Rank growth of elliptic curves in nonabelian extensions

TL;DR

This paper investigates the growth of ranks of elliptic curves in nonabelian extensions, establishing lower bounds on the number of twists with positive rank and extending previous quadratic twist results to degree d extensions.

Contribution

It generalizes the construction of high-rank twists from quadratic to degree d nonabelian extensions, providing new lower bounds on their abundance.

Findings

At least X^{c_d - ε} twists with positive rank for degree d extensions.

As d increases, the constant c_d approaches 1/4.

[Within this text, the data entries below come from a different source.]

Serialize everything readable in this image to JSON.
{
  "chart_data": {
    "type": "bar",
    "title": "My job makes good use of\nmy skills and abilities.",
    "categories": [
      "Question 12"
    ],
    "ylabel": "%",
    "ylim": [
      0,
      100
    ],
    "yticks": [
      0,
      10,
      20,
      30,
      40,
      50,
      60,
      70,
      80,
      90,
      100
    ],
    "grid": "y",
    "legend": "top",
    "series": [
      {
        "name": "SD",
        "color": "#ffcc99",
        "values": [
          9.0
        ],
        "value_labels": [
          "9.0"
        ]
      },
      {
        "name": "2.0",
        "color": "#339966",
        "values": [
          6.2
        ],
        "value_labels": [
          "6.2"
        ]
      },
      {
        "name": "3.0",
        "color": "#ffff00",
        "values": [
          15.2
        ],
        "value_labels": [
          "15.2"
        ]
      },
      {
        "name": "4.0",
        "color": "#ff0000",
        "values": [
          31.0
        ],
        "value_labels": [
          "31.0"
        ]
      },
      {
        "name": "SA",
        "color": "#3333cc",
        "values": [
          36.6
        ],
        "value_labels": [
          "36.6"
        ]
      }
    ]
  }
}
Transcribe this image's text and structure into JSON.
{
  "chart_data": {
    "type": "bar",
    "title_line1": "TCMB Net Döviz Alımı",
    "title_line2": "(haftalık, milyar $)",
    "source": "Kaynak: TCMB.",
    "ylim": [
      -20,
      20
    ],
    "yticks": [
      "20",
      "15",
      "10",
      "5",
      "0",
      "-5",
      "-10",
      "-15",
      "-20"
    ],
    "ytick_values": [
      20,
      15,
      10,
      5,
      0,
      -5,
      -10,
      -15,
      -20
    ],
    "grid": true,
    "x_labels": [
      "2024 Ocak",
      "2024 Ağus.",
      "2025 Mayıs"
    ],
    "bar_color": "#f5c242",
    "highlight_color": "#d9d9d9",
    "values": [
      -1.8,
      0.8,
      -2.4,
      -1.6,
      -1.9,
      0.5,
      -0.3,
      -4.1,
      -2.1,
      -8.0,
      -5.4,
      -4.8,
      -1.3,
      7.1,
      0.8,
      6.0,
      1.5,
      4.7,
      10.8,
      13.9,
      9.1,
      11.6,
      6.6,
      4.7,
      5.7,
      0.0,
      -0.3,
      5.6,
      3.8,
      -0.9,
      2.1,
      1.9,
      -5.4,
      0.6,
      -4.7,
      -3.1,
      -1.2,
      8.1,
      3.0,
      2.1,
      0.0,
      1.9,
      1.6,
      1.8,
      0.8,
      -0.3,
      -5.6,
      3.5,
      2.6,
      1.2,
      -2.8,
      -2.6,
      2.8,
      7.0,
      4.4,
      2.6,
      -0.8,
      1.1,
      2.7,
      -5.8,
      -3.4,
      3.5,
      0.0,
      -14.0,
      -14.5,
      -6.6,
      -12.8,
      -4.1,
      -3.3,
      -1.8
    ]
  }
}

Under a parity conjecture, similar results hold for rank at least two.

Abstract

Given an elliptic curve $E/\mathbb{Q}$, it is a conjecture of Goldfeld that asymptotically half of its quadratic twists will have rank zero and half will have rank one. Nevertheless, higher rank twists do occur: subject to the parity conjecture, Gouv\^ea and Mazur constructed $X^{1/2-\epsilon}$ twists by discriminants up to $X$ with rank at least two. For any $d\geq 3$, we build on their work to consider twists by degree $d$ $S_d$-extensions of $\mathbb{Q}$ with discriminant up to $X$. We prove that there are at least $X^{c_d-\epsilon}$ such twists with positive rank, where $c_d$ is a positive constant that tends to $1/4$ as $d\to\infty$. Moreover, subject to a suitable parity conjecture, we obtain the same result for twists with rank at least two.